US-based company Arbiter has emerged from stealth, raising $52m in funding to address healthcare fragmentation by connecting patients, providers, and payers through an AI-powered care orchestration platform.
The financing round, led by MFO Ventures and TriEdge Investments alongside private equity company WindRose Health Investors, values the company at $400m.
The company noted that delivery of effective patient care relies on coordination, however, patients, providers, and payers presently function in isolation.
Arbiter addresses this issue by integrating technology, data, and stakeholders to bridge care gaps and facilitate further actions, beginning with real-time site-of-care optimisation.
The company’s care platform links the systems and individuals involved in every care decision, ensuring patients transition smoothly from detection to resolution without unnecessary delays.
It is based on Arbiter's Record-Action-Alignment model, which consolidates financial, policy, and clinical data into a comprehensive, longitudinal patient record.
The company's inaugural application, real-time site-of-care optimisation, functions through collaborations with a national provider and payer networks.
Over time, Arbiter aims to develop its AI from reactive problem-solving to proactive management that anticipates patient requirements and employs predictive intelligence to forecast system-wide risks, disease onset, and hospital utilisation.

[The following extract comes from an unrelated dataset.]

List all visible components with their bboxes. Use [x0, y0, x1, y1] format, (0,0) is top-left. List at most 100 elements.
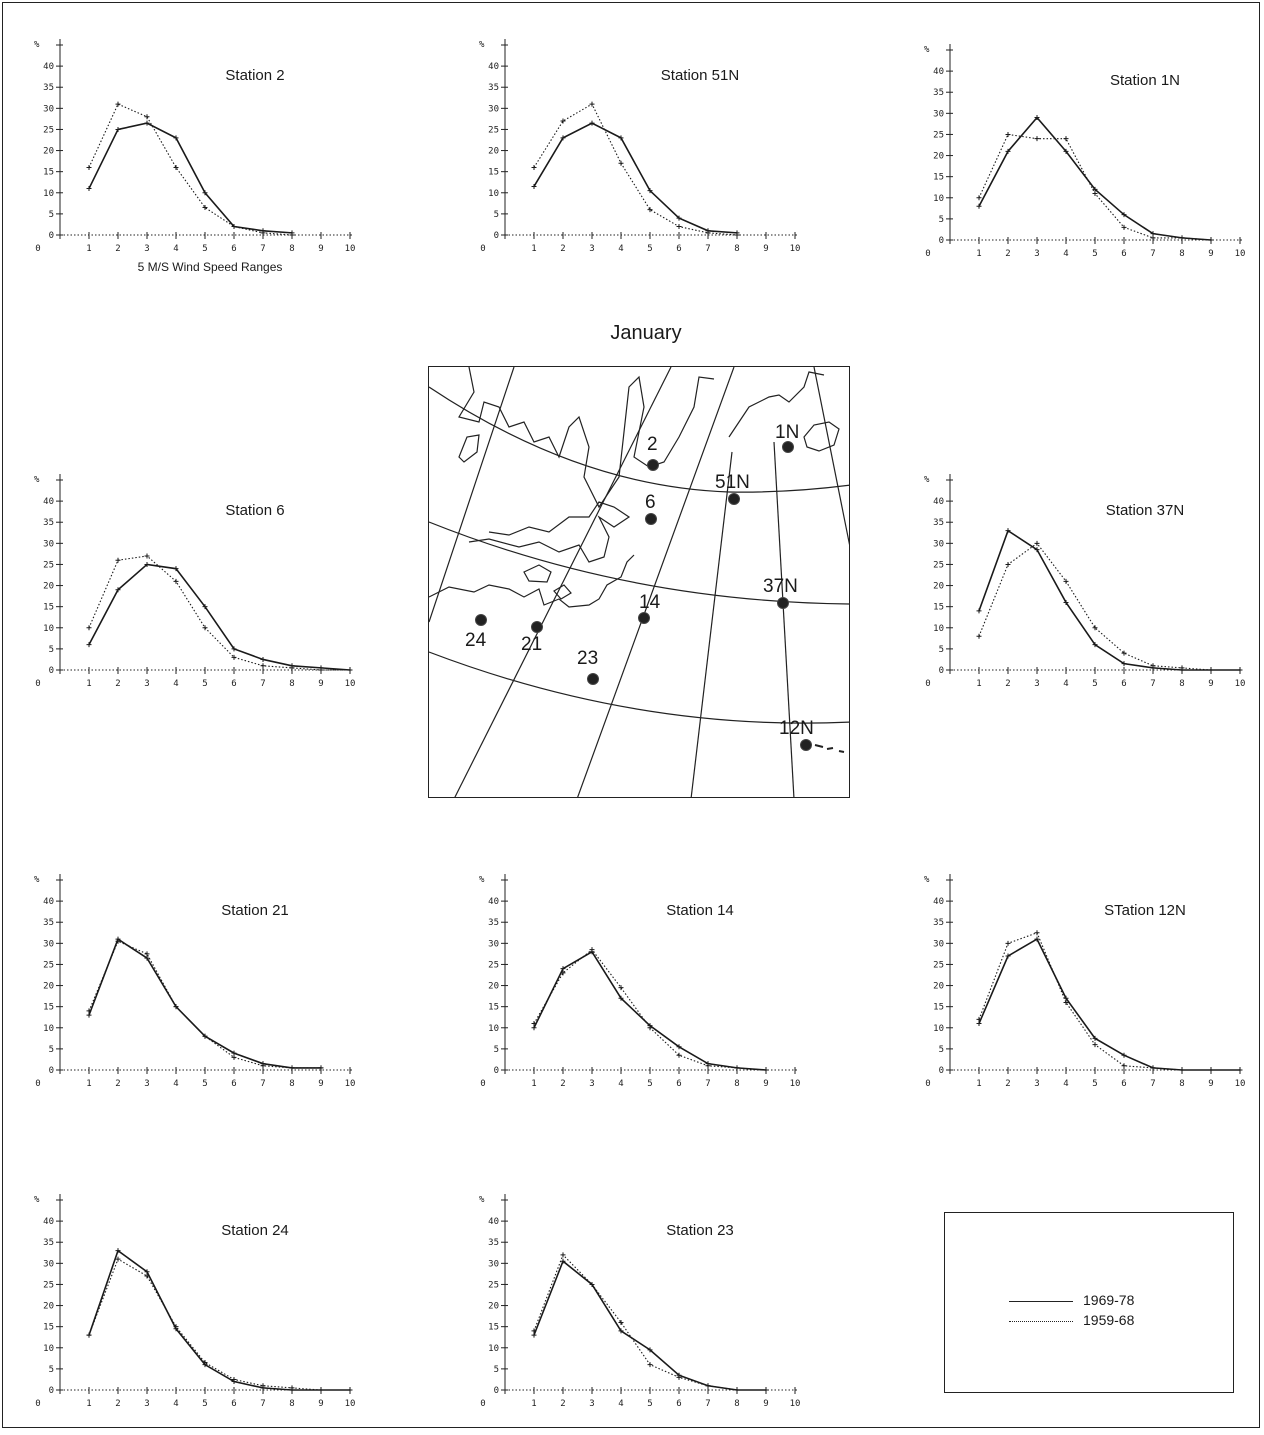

Arbiter co-founder and CEO Michelle Carnahan said: “Arbiter's mission is nothing less than to rebuild the operating spine of US healthcare. By aligning payers and providers around the needs of patients, we're transforming healthcare from a fragmented set of parts into a connected system that works for everyone.”
It is developed and financed by executives managing more than $25bn in annual healthcare payments and serving several patients.